Another day, another hotelmotel

This time, I'm in Phoenix.

Getting here was mostly uneventful aside from the two hour delay in getting on my one hour flight. Things like this make me grateful for the Internet and the ability to check flight status before leaving for the airport. Of course the disclaimer suggests that a four hour delay is no reason to stay home and wait, as the plane could leave on time leaving you wondering what the purpose of checking the flight status really is. So you wed the ancient with the modern and call customer service and verify that you really do have an extra couple of hours to sit around your house with your feet resting on your luggage.

In any event, it's better than hanging out at the airport.

An officious large man came into the waiting area and made a lot of noise telling the gate agent that his announcements were garbled. Why this mattered, I was not sure since there were all of 15 people waiting for the plane two of which had made an attempt to board the flight to Dallas that was leaving when I arrived. Once again, I wonder about the intelligence of my traveling companions. The big fellow placed himself at the front of the A line, in position 1 which was interesting as I was holding the #1 ticket. Realizing that the wait was still another 20 minutes, he came over and sat one chair away from me. Reading him like a book, I rifled through my bag, pulled out my boarding pass, made a show of reading it and placed it on the empty chair between us. I started my stopwatch and sat back. Four minutes and twenty-three seconds later, he loudly asked me how it was that I had boarding ticket #1, claiming that he had dialed in exactly 24 hours earlier and managed #22. I told him I paid $60 more than he did to which he responded "I guess money talks."
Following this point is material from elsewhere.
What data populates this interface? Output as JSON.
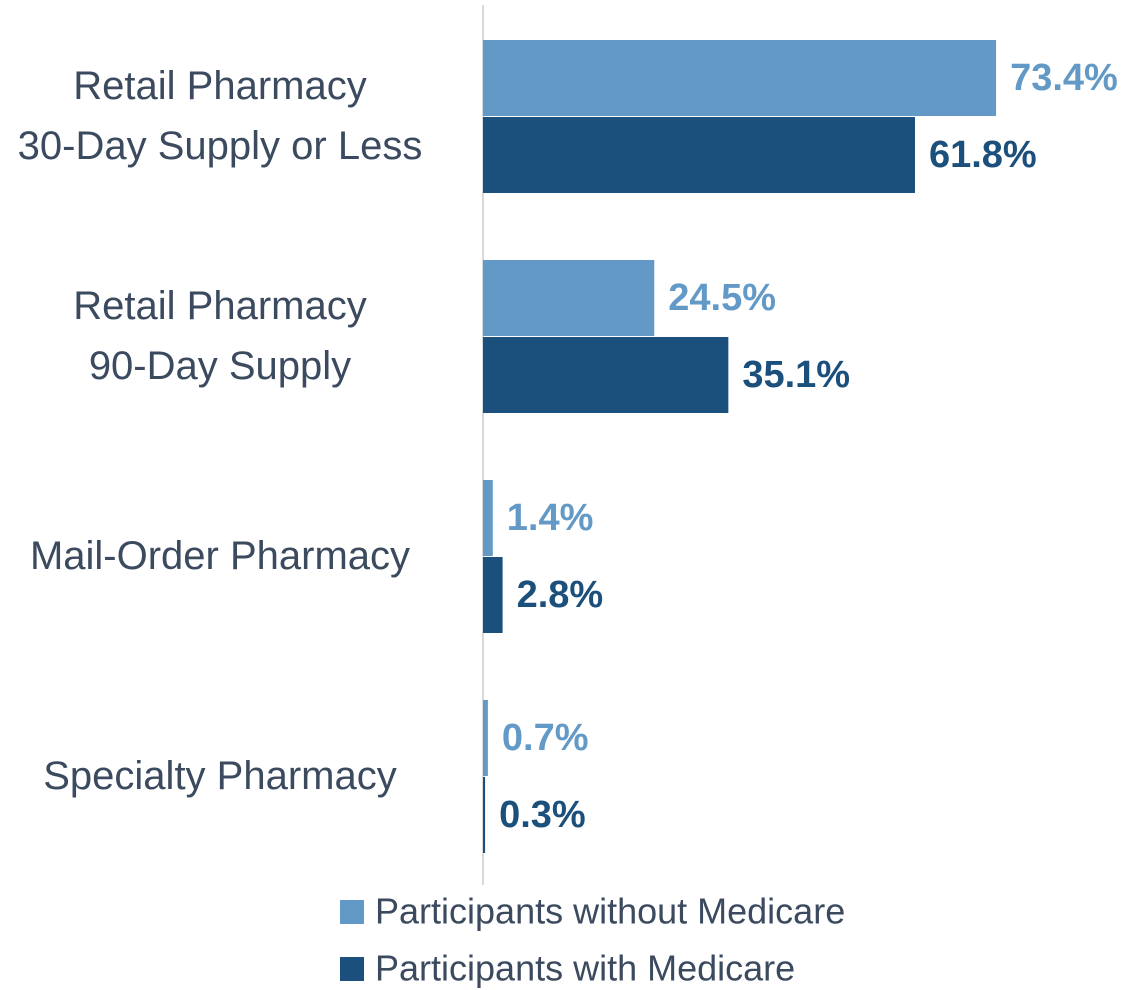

The flight was the same as it ever is, two bags of peanuts, one diet coke and 55 minutes before the lights of the Valley of the Sun fill the plane windows. Off the plane and onto a surprisingly crowded rental car shuttle (given that it was almost 11 PM), off the shuttle and into my Camry, out of the rental car center and back onto I10.

Technology again reared its pointed little noggin' as I made my way to the hotel. Before I left home, I checked Google Maps to find the best route to my reservation. It suggested that exiting at Ray Road, going a block and turning left on 50th street south was the best way, 50th being a straight shot down to where I was going. So I did this and eventually found myself at the corner of Thistle Down (which was 50th when it started) and 45th street. I didn't turn, I didn't veer and yet the street had morphed from its place in a traditional numbering system to some post modern, twee street name that was apparently trying to convince me that we were no longer in a sun crusted desert. I mean really, "Thistle Down?"

Relying on my low-tech infallible sense of direction I made a left and headed back in the direction of I10 suddenly finding myself at Chandler Blvd. Somehow, I had done a square consisting of 3, 90-degree angles, violating the basic rules of geometry. Go figure. Turning left, I found 50th street and headed towards the hotel. Missing the turn-in, I continued down 50th until it dead-ended at --------- Thistle Down. It finally made sense, 50th was re-routed, becoming a left off of Thistle Down while that oddly named byway headed off at an imperceptible 45 degrees from True North.

Thank you Google Maps!

Not much to be said about the hotel, which I will not name aside from a hint that the first word rhymes with "La" and the second with "Quinta." When we travel internationally we stay at pretty fancy places as this lower, US-interstate-related class of inn simply doesn't exist. And so we get spoiled by the opulence and shocked at the reckoning when it's time to stay at a place like this. I mean, they're nice enough but a microwave on a table in the lobby doesn't really qualify as a sumptuous breakfast buffet, does it?

My room was interesting, big enough but very plain aside from the cheery green and white tiles in the bathroom and the oddball double swinging doors leading to that space. A built in cabinet housed a microwave and the narrowest refrigerator I've yet encountered. The place gave off an air of Southwestern meets New England. At least the pillows were good (for a change) but that hardly mattered given that the proximity to the endless traffic on I10 and an air conditioner that sounded like a landing 747 added up to a restless night. You know you're in trouble when you wake up 15 minutes before the alarm goes off, re-charge it with 20 more minutes and then wake up again 15 seconds later when that 35 minutes was gone.

Stumbling off to my morning ablutions, I noticed a ray sun directly illuminating the entrance door handle, emanating from a pin hole in the rubberized curtains. It immediately made me think of those tombs around the world where the ancient builders had aligned the entrance so that a shaft of light on the morning of the Summer Solstice would shoot in and illuminate a wall carving. I wonder what La Quinta was getting at here, perhaps I need to come back on June 21st.

Not much more to say about this morning so far other than the fact that the hotel hosting our get together was one that tried to charge me $200 for a phone call when I stayed here 150 years ago. Funny how we associate and remember things, and walking down the hallway and seeing the conference rooms that I had spent many hours in back in 1990 really imparted a strong sense of time and place.

Is it a good thing when we start measuring the moments of our lives by familiarity with spots in chain motels?

Something to consider for 15 minutes or so.